18.09.2012 - 18:40 Uhr
Siebter
49 Rezensionen
Siebter
Top Rezension
44
Im Rausch der Klarheit
Ganz kurz ein paar Daten zur Firma Artek: hierbei handelt es sich um eine finnische Möbeldesignschmiede, die unter anderem vom Architekten Alvar Aalto gegründet wurde. Artek verfolgt die Idee einer Symbiose verschiedener Kunstformen, stilistisch finden sich viele Ansätze aus dem Bauhaus, z.B. die bei Artek sehr zentrale Standardisierung, daher rührt wohl der Name dieses Dufts. Der Versuch, typische Artek-Prinzipien als Parfum umzusetzen, führt beim Flakon und der Verpackung zu ziemlich lustigen Ergebnissen; in einer Branche, in der laufend mit emotional aufgeladenen Begriffen und Symbolen jongliert wird, fällt ein hellgrauer Quader mit der Aufschrift "Standard" zweifellos aus dem Rahmen. Die Verpackung (ein Bild findet sich hier weiter unten) ist derart nüchtern, dass man beinahe glaubt, ein verschollenes Aftershave aus Sowjet-Zeiten ergattert zu haben, welches dereinst in irgendeinem sibirischen Kaufhaus vor sich hinstaubte.
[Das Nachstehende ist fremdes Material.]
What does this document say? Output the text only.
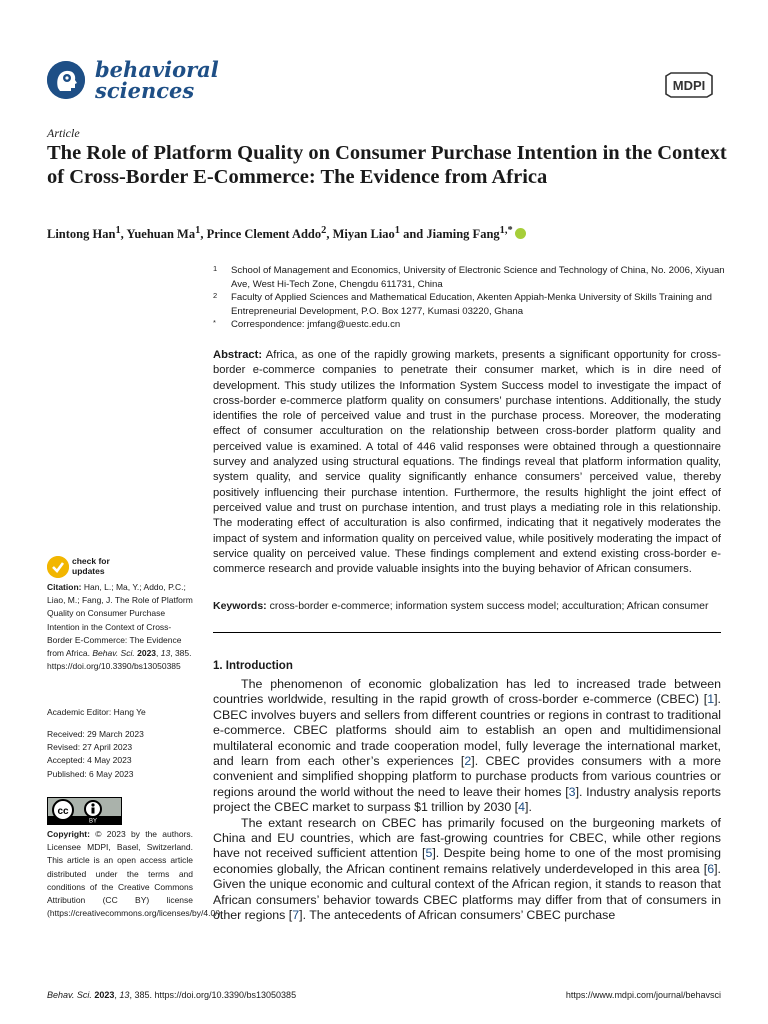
behavioral
sciences	MDPI
Article
The Role of Platform Quality on Consumer Purchase Intention in the Context of Cross-Border E-Commerce: The Evidence from Africa
Lintong Han$^1$, Yuehuan Ma$^1$, Prince Clement Addo$^2$, Miyan Liao$^1$ and Jiaming Fang$^{1,*}$
1 School of Management and Economics, University of Electronic Science and Technology of China, No. 2006, Xiyuan Ave, West Hi-Tech Zone, Chengdu 611731, China
2 Faculty of Applied Sciences and Mathematical Education, Akenten Appiah-Menka University of Skills Training and Entrepreneurial Development, P.O. Box 1277, Kumasi 03220, Ghana
* Correspondence: jmfang@uestc.edu.cn
Abstract: Africa, as one of the rapidly growing markets, presents a significant opportunity for cross-border e-commerce companies to penetrate their consumer market, which is in dire need of development. This study utilizes the Information System Success model to investigate the impact of cross-border e-commerce platform quality on consumers’ purchase intentions. Additionally, the study identifies the role of perceived value and trust in the purchase process. Moreover, the moderating effect of consumer acculturation on the relationship between cross-border platform quality and perceived value is examined. A total of 446 valid responses were obtained through a questionnaire survey and analyzed using structural equations. The findings reveal that platform information quality, system quality, and service quality significantly enhance consumers’ perceived value, thereby positively influencing their purchase intention. Furthermore, the results highlight the joint effect of perceived value and trust on purchase intention, and trust plays a mediating role in this relationship. The moderating effect of acculturation is also confirmed, indicating that it negatively moderates the impact of system and information quality on perceived value, while positively moderating the impact of service quality on perceived value. These findings complement and extend existing cross-border e-commerce research and provide valuable insights into the buying behavior of African consumers.
Keywords: cross-border e-commerce; information system success model; acculturation; African consumer
1. Introduction

The phenomenon of economic globalization has led to increased trade between countries worldwide, resulting in the rapid growth of cross-border e-commerce (CBEC) [1]. CBEC involves buyers and sellers from different countries or regions in contrast to traditional e-commerce. CBEC platforms should aim to establish an open and multidimensional multilateral economic and trade cooperation model, fully leverage the international market, and learn from each other’s experiences [2]. CBEC provides consumers with a more convenient and simplified shopping platform to purchase products from various countries or regions around the world without the need to leave their homes [3]. Industry analysis reports project the CBEC market to surpass $1 trillion by 2030 [4].

The extant research on CBEC has primarily focused on the burgeoning markets of China and EU countries, which are fast-growing countries for CBEC, while other regions have not received sufficient attention [5]. Despite being home to one of the most promising economies globally, the African continent remains relatively underdeveloped in this area [6]. Given the unique economic and cultural context of the African region, it stands to reason that African consumers’ behavior towards CBEC platforms may differ from that of consumers in other regions [7]. The antecedents of African consumers’ CBEC purchase

check for
updates
Citation: Han, L.; Ma, Y.; Addo, P.C.; Liao, M.; Fang, J. The Role of Platform Quality on Consumer Purchase Intention in the Context of Cross-Border E-Commerce: The Evidence from Africa. Behav. Sci. 2023, 13, 385. https://doi.org/10.3390/bs13050385
Academic Editor: Hang Ye
Received: 29 March 2023
Revised: 27 April 2023
Accepted: 4 May 2023
Published: 6 May 2023
cc
BY
Copyright: © 2023 by the authors. Licensee MDPI, Basel, Switzerland. This article is an open access article distributed under the terms and conditions of the Creative Commons Attribution (CC BY) license (https://creativecommons.org/licenses/by/4.0/).
Behav. Sci. 2023, 13, 385. https://doi.org/10.3390/bs13050385	https://www.mdpi.com/journal/behavsci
Ob bei der Gestaltung ein Quentchen Ironie mitspielte, mag ich nicht beurteilen müssen.
Artek Standard ist kein quietschbunter Teenieduft, soviel dürfte klar sein, aber er ist bei weitem nicht so knochentrocken und nüchtern, wie es die Verpackung suggeriert. Er gemahnt sogar ziemlich eindeutig an die Sinne.
Während der Eröffnung passiert recht viel auf einmal: die allerersten Sekunden sind vor allem zitrisch und warm-fenchelig. Das schafft Klarheit im Kopf, aber keinesfalls im Sinne einer Cologne-artigen Erfrischung mit Bergamotte-Explosionen. Sehr bald zeigt sich ein mentholiger Tee-Akkord, der bei vielen Nasen eine klare Assoziation hervorrufen wird: das riecht nach Sauna-Aufguss, wenn auch bei weitem nicht so scharf oder gar dampfend, sondern wesentlich weicher und stiller. Fenchel, Zitrone, Tee und ein leicht koniferer und metallischer Menthol-Akkord, das ist ziemlich ungewöhnlich, aber auch höchst angenehm, wenn man sich erst mal damit angefreundet hat.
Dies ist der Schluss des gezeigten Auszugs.